Julia was stunned. Kenyatta wanted to replace her mother? Had she given him the impression she thought so little of her own Mom? “Huh,” was all she could think to say.

“Oh don’t worry, Julia! Now that we’re here, I see that’s silly. The original plan of staying here with him is much better. I mean, how amazing is it out here?”

The five of them remained at the river for more than an hour, waiting for their clothes to dry. Deleuze finally said, “All right, Julia, you ready to fly?”

“Let’s get back to the jet,” she said. Kenyatta had hurt her, and it was almost worse that he had no idea how much.

“Perfect,” said Deleuze. The five of them began walking back to the campsite.

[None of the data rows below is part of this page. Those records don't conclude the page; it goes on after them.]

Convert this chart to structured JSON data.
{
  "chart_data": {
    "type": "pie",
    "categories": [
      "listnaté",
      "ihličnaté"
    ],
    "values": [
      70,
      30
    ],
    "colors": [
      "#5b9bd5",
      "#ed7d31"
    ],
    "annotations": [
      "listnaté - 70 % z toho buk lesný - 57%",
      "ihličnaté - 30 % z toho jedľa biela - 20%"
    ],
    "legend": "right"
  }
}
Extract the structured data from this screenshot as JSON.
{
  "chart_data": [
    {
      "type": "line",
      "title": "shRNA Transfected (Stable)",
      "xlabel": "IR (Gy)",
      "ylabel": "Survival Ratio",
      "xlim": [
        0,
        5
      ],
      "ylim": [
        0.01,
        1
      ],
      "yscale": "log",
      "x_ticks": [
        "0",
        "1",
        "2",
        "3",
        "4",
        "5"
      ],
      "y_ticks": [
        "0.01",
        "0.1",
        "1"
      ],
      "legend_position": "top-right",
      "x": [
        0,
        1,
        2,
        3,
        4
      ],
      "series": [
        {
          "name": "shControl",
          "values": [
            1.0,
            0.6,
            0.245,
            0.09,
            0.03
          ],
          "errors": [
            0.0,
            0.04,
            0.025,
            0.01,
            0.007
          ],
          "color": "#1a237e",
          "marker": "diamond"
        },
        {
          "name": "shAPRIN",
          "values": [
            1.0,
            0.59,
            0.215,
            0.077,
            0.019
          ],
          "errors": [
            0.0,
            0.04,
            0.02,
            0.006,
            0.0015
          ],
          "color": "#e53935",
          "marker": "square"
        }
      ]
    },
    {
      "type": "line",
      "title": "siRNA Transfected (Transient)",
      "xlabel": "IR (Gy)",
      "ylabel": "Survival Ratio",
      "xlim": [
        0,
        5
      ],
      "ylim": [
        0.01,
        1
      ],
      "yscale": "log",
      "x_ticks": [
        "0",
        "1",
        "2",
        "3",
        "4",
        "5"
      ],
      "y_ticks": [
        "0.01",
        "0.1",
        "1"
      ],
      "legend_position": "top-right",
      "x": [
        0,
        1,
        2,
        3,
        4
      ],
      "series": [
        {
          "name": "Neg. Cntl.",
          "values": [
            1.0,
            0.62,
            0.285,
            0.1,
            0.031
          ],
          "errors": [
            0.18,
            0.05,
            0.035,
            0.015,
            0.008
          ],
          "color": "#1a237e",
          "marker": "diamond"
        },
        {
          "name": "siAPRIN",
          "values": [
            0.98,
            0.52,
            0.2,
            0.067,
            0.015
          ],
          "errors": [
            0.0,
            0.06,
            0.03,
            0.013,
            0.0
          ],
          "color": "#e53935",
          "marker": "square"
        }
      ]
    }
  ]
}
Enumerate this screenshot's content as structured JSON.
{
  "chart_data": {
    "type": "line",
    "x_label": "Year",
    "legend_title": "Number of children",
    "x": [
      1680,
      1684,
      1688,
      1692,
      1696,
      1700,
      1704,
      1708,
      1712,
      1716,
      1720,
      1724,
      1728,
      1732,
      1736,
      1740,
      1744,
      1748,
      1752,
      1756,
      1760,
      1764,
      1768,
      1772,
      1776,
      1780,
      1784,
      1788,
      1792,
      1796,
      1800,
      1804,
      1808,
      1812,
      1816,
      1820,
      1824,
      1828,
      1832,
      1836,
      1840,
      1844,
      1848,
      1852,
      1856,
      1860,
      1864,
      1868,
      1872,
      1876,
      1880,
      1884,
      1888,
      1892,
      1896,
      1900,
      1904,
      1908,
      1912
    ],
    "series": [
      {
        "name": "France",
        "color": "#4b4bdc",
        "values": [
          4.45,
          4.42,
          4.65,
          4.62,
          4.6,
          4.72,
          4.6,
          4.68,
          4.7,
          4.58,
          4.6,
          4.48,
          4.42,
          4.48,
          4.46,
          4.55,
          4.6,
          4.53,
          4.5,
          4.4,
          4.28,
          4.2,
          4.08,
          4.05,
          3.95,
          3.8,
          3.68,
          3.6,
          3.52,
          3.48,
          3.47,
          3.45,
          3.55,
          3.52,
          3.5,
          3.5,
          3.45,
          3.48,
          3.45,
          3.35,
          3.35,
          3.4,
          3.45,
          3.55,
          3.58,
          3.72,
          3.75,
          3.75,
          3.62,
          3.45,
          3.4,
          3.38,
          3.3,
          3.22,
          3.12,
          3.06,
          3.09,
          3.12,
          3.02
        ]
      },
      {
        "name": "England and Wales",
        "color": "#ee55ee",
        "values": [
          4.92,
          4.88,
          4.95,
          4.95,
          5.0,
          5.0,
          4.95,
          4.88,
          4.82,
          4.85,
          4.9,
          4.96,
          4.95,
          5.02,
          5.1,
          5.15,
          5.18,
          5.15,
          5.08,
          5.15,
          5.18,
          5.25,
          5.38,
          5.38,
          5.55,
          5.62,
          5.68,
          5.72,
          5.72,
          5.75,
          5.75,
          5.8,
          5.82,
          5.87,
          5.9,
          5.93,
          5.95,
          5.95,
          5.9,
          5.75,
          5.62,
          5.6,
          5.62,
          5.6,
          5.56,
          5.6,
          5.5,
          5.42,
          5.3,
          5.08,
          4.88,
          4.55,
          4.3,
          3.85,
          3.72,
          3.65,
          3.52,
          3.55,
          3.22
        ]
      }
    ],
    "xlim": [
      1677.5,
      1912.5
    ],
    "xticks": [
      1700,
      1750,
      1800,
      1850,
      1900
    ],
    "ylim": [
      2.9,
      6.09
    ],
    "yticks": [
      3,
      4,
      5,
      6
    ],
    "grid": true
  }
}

Julia felt a chill in her bones, and it wasn’t just the Arctic river and climate. She was an outsider here. But wasn’t she now an outsider back in New Jerusalem? Well, maybe just an apostate. When she went back, she’d suffer some kind of punishment, but they’d still need her when the mothership arrived.

But what about Kenyatta? Could she just leave him here? And if so, how was she going to tell him? Maybe fly one sortie with him, and tell him all her feelings. The old breakup in a confined space move? That’s one sim she’d never run.

But she didn’t want to break up with him. Oh, this war…

When they arrived at the campsite, Julia gasped involuntarily. They found the stone and charred-wood remains of the fire they’d built last night and…nothing else.

Their jaws were agape.

Stuart blurted, “Where…the…wángbā…is…our…plane?

Julia had to admit that this time he had a point.